Numerical simulation of Poiseuille flow for S-shaped rheology fluid: Streamwise banding and viscous sandglasses

Recent experiments on pressure-driven Poiseuille flow of cornstarch in a cylindrical tube (Talon and Salin, 2024) show a surprising behavior. The measured flow curve, i.e. the flow rate versus the applied pressure drop, is indeed non-monotonic: the flow rate increases monotonically at low pressure drops up to a maximum, after which it decreases abruptly to an almost constant flow rate regardless of further increases in pressure drop. Cornstarch is known to exhibit discontinuous shear thickening (DST) behavior (Fall et al., 2012). In addition, recent experiments (Denn et al., 2018; Darbois Texier et al., 2020; Bougouin et al., 2024) suggest that the rheology may ultimately be S-shaped, where the shear rate is a nonmonotonic function of stress, similar to the model proposed by Wyart and Cates (Wyart and Cates, 2014). To account for the observed jump- plateau behavior of the flow rate, one possibility is that Poiseuille flow for S-shaped rheology exhibits some kind of phase segregation, where the pressure gradient becomes non-uniform. The pressure gradient segregate between two types of region, with either high pressure gradient or low one. This kind of "streamwise banding"were analyzed in Talon and Salin (2024) using the lubrication approximation and assuming simple dynamical stochastic version of the nonmonotonic S-shaped rheology Wyart-Cates model. The plateau behavior is then related to an increase of the high viscous region as the pressure is increased.
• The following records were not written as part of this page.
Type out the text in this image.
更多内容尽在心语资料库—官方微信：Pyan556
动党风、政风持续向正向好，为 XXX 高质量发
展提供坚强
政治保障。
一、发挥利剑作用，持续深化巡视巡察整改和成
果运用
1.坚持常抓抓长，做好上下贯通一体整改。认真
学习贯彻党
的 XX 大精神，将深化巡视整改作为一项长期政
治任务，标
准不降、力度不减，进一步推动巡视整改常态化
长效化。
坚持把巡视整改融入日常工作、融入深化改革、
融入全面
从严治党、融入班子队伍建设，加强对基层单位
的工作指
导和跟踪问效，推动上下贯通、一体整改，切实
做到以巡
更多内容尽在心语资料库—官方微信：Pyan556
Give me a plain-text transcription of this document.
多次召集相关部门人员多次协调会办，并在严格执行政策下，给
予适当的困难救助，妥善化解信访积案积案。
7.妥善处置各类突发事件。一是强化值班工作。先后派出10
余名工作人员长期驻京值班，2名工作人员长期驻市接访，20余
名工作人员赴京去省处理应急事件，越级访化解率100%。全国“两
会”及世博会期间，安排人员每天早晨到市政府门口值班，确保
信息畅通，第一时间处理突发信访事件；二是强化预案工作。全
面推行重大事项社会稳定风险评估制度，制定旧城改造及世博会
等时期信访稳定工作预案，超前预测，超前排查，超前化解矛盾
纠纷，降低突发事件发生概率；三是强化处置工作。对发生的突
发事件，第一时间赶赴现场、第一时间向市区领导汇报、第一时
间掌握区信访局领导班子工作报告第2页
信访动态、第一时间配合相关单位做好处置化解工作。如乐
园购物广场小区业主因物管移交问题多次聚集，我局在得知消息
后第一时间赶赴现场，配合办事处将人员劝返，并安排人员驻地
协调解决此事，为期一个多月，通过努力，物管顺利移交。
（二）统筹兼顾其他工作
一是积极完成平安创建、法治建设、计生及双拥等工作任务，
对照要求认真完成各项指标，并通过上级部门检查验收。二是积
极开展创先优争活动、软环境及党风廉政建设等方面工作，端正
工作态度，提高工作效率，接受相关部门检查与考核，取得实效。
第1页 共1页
The mere presence of anon- monotonic rheological curve could then be sufficient to predict the occurrence of banding in the streamwise direction, even if the suspension remains homogeneous. In this paper, we aim to analyze this prediction by disregarding the lubrication approximation and directly solving the flow of a shear thickening fluid with S-shaped rheology. Using 2D TRT Lattice Boltzmann simulations, we observe that the plateau inflow rate is indeed associated with a streamwise segregation of the pressure gradient. In addition, we show that regions of high pressure gradients are due to the formation of a highly viscous structure similar to a "sandglass"shape. We then analyze the occurrence of these sandglass structures as a function of the system parameters.